Parents prefer natural therapies
Statistics reveal that each year, up to 10 percent of school-age children are diagnosed with ADHD. Under guidance from pediatricians, parents are increasingly interested in making correct dietary and lifestyle choices for their children.
"Many parents are reluctant to put their children on medication for ADHD, and instead want to first try healthy lifestyle options to help promote optimal focus and attention," explained professor of public health sciences Kathy Kemper, who led the study. Dr. Kemper also clarified that the aim of her research was to determine what parents are interested in learning about from an integrative pediatrician when they seek alternative treatments for ADHD. Integrative pediatrics is a holistic practice that focuses on reaffirming the importance of a positive doctor-patient relationship, while incorporating complementary and alternative medicine techniques to achieve optimal health and healing.

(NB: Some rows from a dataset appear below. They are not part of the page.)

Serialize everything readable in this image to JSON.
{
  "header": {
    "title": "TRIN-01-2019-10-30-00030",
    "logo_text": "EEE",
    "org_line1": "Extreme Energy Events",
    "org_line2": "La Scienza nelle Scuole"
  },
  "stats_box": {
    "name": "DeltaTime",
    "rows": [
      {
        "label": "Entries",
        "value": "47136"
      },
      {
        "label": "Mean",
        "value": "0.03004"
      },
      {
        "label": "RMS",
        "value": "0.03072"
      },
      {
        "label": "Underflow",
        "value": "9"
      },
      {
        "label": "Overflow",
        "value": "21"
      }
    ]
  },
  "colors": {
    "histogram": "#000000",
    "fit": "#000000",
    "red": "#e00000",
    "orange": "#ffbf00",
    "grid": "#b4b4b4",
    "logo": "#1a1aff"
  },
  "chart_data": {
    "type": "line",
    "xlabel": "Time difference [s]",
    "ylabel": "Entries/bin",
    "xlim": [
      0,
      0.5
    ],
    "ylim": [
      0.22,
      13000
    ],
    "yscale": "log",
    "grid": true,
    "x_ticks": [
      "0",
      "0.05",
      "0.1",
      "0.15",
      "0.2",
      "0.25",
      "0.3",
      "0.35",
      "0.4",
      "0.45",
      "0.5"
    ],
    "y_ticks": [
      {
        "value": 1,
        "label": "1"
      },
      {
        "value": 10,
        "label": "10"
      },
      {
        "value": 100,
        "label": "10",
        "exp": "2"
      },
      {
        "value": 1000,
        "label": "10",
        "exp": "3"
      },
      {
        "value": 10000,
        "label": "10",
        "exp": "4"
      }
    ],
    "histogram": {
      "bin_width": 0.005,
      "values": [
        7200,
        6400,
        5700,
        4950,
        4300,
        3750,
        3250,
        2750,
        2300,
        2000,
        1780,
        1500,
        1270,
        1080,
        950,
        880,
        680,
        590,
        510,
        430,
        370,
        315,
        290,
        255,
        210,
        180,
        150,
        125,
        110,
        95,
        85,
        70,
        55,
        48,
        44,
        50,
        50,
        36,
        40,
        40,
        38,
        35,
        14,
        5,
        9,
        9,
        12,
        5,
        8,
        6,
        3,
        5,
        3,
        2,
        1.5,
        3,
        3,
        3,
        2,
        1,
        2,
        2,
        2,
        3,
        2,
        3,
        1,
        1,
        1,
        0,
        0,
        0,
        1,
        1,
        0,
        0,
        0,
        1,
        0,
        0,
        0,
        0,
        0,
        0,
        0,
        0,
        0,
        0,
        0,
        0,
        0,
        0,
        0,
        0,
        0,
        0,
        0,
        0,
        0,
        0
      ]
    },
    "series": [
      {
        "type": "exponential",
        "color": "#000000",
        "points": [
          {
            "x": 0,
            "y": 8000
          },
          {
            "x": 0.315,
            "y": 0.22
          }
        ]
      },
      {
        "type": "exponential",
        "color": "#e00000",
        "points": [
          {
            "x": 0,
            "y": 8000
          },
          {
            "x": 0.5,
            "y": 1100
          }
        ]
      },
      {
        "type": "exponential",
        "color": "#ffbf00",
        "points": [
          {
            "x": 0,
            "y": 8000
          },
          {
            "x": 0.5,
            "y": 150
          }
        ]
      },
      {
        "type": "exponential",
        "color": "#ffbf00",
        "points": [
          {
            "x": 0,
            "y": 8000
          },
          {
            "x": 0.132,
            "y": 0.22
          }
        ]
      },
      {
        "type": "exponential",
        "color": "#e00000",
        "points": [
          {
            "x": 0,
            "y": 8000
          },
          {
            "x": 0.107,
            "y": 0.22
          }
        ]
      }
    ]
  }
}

For this study, the science team looked at intake forms, physician reports and laboratory studies for no fewer than 75 patients who had sought the counsel of an integrative pediatrician over the course of 18 months. Eighty-seven percent of patients were referred by their doctors, while the rest were referred by specialists. Thirty-one percent of the involved parents stated that they were concerned about ADHD, but only 13 percent of the children were taking medication. According to their findings, many of the children with ADHD often suffer from other types of ailments for which they receive treatment from medical specialists. However, those same specialists avoid recommending ADHD medication.
Doctors don't always recommend medication as a first choice
Dr Kemper is confident that her research results point to an emerging trend among both parents and doctors, where focus is shifted from medication to lifestyle improvements. On the one hand, parents walk into the pediatrician's office with questions on how diet, exercise, stress management and sleep can help improve their child's health. On the other hand, doctor recommendations are sometimes centered on health improvement information and whole-foods diets.
Dr. Kemper advises parents that, "if your child has trouble concentrating in his mid-morning math class, be sure he eats a really good breakfast, or try having him go to bed an hour earlier to see if that helps. If your child can't sit still to do homework when he gets home from school, have him go outside to shoot some hoops and then try doing homework. I recommend using low-risk, healthy lifestyle approaches first before resorting to medication."
A list of board-certified integrative pediatricians can be found on the American Academy of Pediatrics' website.